Thursday, April 4, 2013

Because a Resurrected Life Looks Like Lent


I wrote this post on Ash Wednesday but never published it.  I’m putting it out there now because even though we stand in the glory of the resurrection, He still calls us to His cross every day. And I can’t shake the feeling that I should be living Lent every day of the year.

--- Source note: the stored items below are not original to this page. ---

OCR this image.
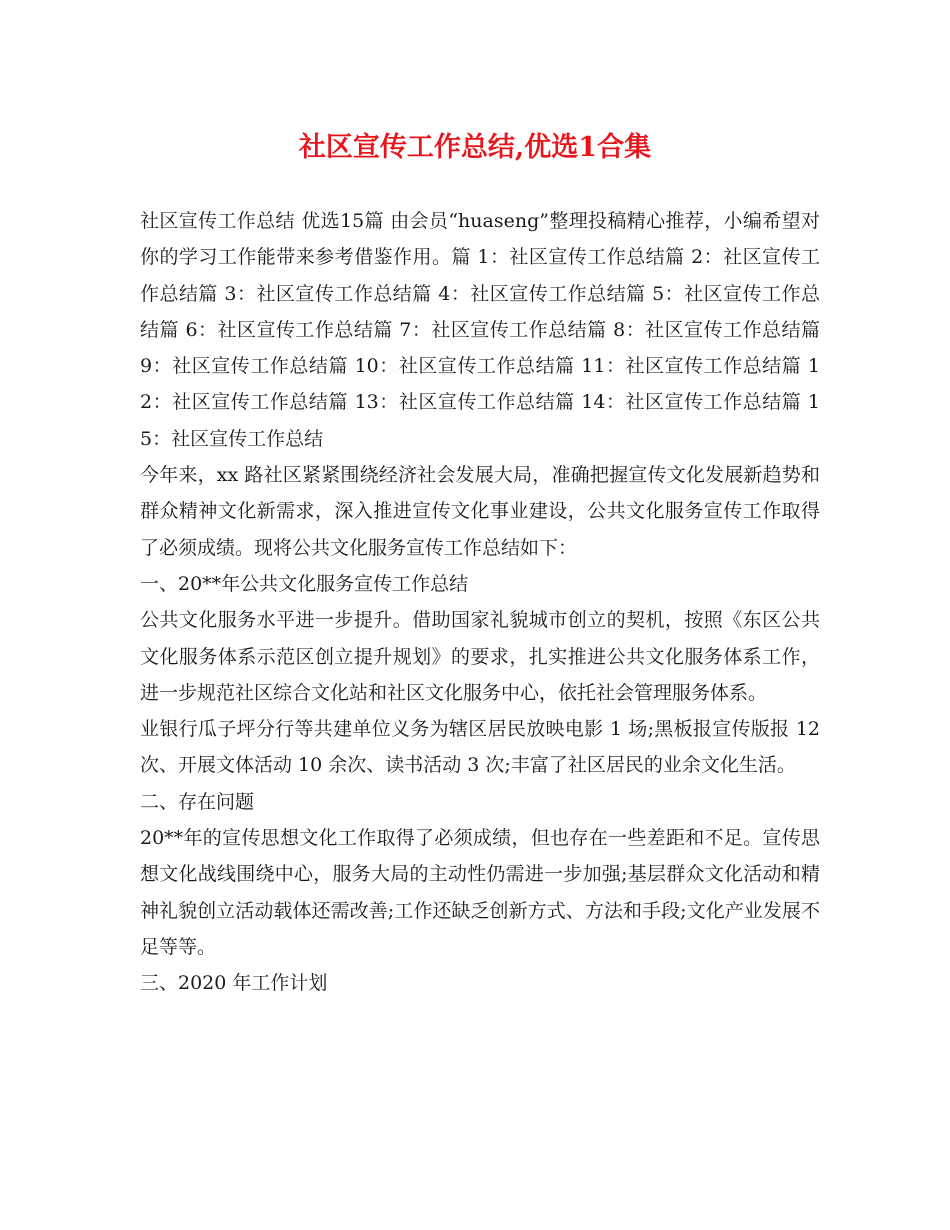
社区宣传工作总结,优选1合集

社区宣传工作总结 优选15篇 由会员“huaseng”整理投稿精心推荐，小编希望对你的学习工作能带来参考借鉴作用。篇 1：社区宣传工作总结篇 2：社区宣传工作总结篇 3：社区宣传工作总结篇 4：社区宣传工作总结篇 5：社区宣传工作总结篇 6：社区宣传工作总结篇 7：社区宣传工作总结篇 8：社区宣传工作总结篇 9：社区宣传工作总结篇 10：社区宣传工作总结篇 11：社区宣传工作总结篇 12：社区宣传工作总结篇 13：社区宣传工作总结篇 14：社区宣传工作总结篇 15：社区宣传工作总结

今年来，xx 路社区紧紧围绕经济社会发展大局，准确把握宣传文化发展新趋势和群众精神文化新需求，深入推进宣传文化事业建设，公共文化服务宣传工作取得了必须成绩。现将公共文化服务宣传工作总结如下：

一、20**年公共文化服务宣传工作总结

公共文化服务水平进一步提升。借助国家礼貌城市创立的契机，按照《东区公共文化服务体系示范区创立提升规划》的要求，扎实推进公共文化服务体系工作，进一步规范社区综合文化站和社区文化服务中心，依托社会管理服务体系。

业银行瓜子坪分行等共建单位义务为辖区居民放映电影 1 场;黑板报宣传版报 12 次、开展文体活动 10 余次、读书活动 3 次;丰富了社区居民的业余文化生活。

二、存在问题

20**年的宣传思想文化工作取得了必须成绩，但也存在一些差距和不足。宣传思想文化战线围绕中心，服务大局的主动性仍需进一步加强;基层群众文化活动和精神礼貌创立活动载体还需改善;工作还缺乏创新方式、方法和手段;文化产业发展不足等等。

三、2020 年工作计划
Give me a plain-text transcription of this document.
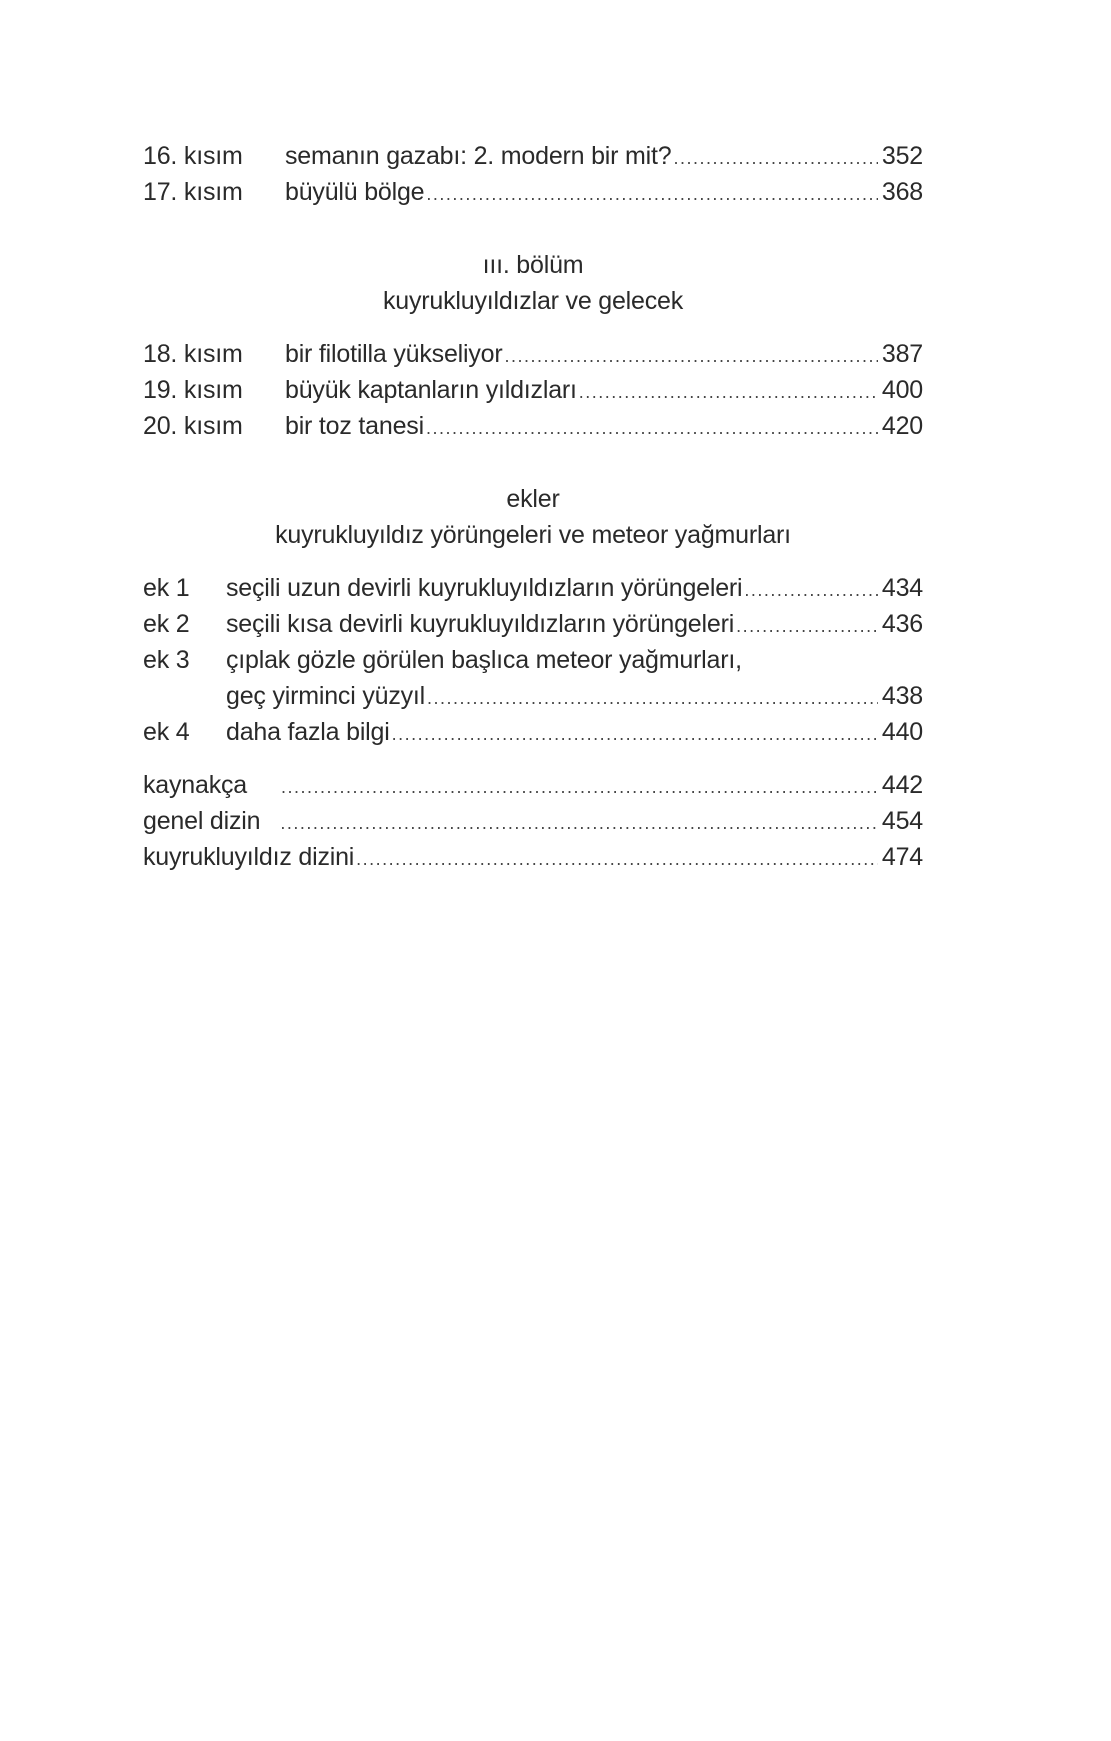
16. kısım	semanın gazabı: 2. modern bir mit? .....	352
17. kısım	büyülü bölge .....	368
ııı. bölüm
kuyrukluyıldızlar ve gelecek
18. kısım	bir filotilla yükseliyor .....	387
19. kısım	büyük kaptanların yıldızları .....	400
20. kısım	bir toz tanesi .....	420
ekler
kuyrukluyıldız yörüngeleri ve meteor yağmurları
ek 1	seçili uzun devirli kuyrukluyıldızların yörüngeleri .....	434
ek 2	seçili kısa devirli kuyrukluyıldızların yörüngeleri .....	436
ek 3	çıplak gözle görülen başlıca meteor yağmurları,
geç yirminci yüzyıl .....	438
ek 4	daha fazla bilgi .....	440
kaynakça .....	442
genel dizin .....	454
kuyrukluyıldız dizini .....	474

The floor of the old church on the beach creaks beneath my feet; the kneelers, I notice, are aged and nearly threadbare from the century of saints humbling themselves before Him in this place.  I have come here today to do the same, to begin my journey to the cross, and I know that the only way to make it to Calvary is on bended knee. So here I am bowing low, knees pressing in to the frayed kneelers, waiting for the ashes to leave their mark on my skin, praying they’ll leave their mark on my heart.
They read scripture from the pulpit. “‘Yet even now’ declares the Lord, ‘return to me with all your heart, with fasting, with weeping, and with mourning; and rend your hearts and not your garments’. Return to the Lord your God for he is gracious and merciful, slow to anger, and abounding in steadfast love; and he relents over disaster.”  Joel 2: 12-13

The minister, he talks about sacrificing and pressing in to God during Lent, and this year I know what it means to fast.  I grew up Catholic.  We ate fish on Fridays and sacrificed sweets and gave up T.V., but I always thought it was about doing something for God, as if He needed me to give up chocolate.  But this year, I get it.  This year of struggling and sanctification has taught me that fasting isn’t about the giving up, it’s about the filling up.  The hunger pangs, they remind me that I need the nourishment of the Word to fully satisfy,that He offers me this feast of grace and yet I’ve spent most of my life picking up the crumbs.  So I’ll skip meals during Lent and spend the time feasting on His presence, drinking up the living water, satiating myself with the bread of life, and maybe when Resurrection Sunday comes I’ll know that the feast is meant to last forever.
I make my way to the front of the church and he puts the ashes on my head, and he tells me that I was made from dust and to dust I will return, and I think of what that means. That earthly life is fleeting and that we are to hope for what is eternal. Yes…yes…our bodies are bound for the grave and it is to the eternal that I look, but I’m thinking of this mark on my head and a different scripture comes to me.  The one from the great love letter of the Bible, the one about setting a seal of ownership upon my heart.  I know from experience that at the end of the day, this cross made of ashes will smudge and will look more like a big black thumbprint on my forehead. And I’m thinking that this is how it should be for me always, that I should bear His print, His seal of ownership, and live like it means something, live like I’ve been loved by someone so fiercely that He would pay His blood to have me.  If these ashes are to mean anything at all, I have to let His holy fire brand that seal right into my heart.  I have let the enemy brand me with so many other names, but God has called me His own, His daughter, and this is the one name that’s eternal. I bear His seal because of the cross.
So when I make it to Calvary’s hill near the end of these forty days, I’ll see the One who was without sin take the blame for all of mine, and I’ll mourn and I’ll weep and I’ll rend my heart unto Him.  And then I’ll turn from that empty tomb and there He’ll be, shining the glory of His resurrection into the darkness of death, illuminating my spirit with the unquenchable flame of His love.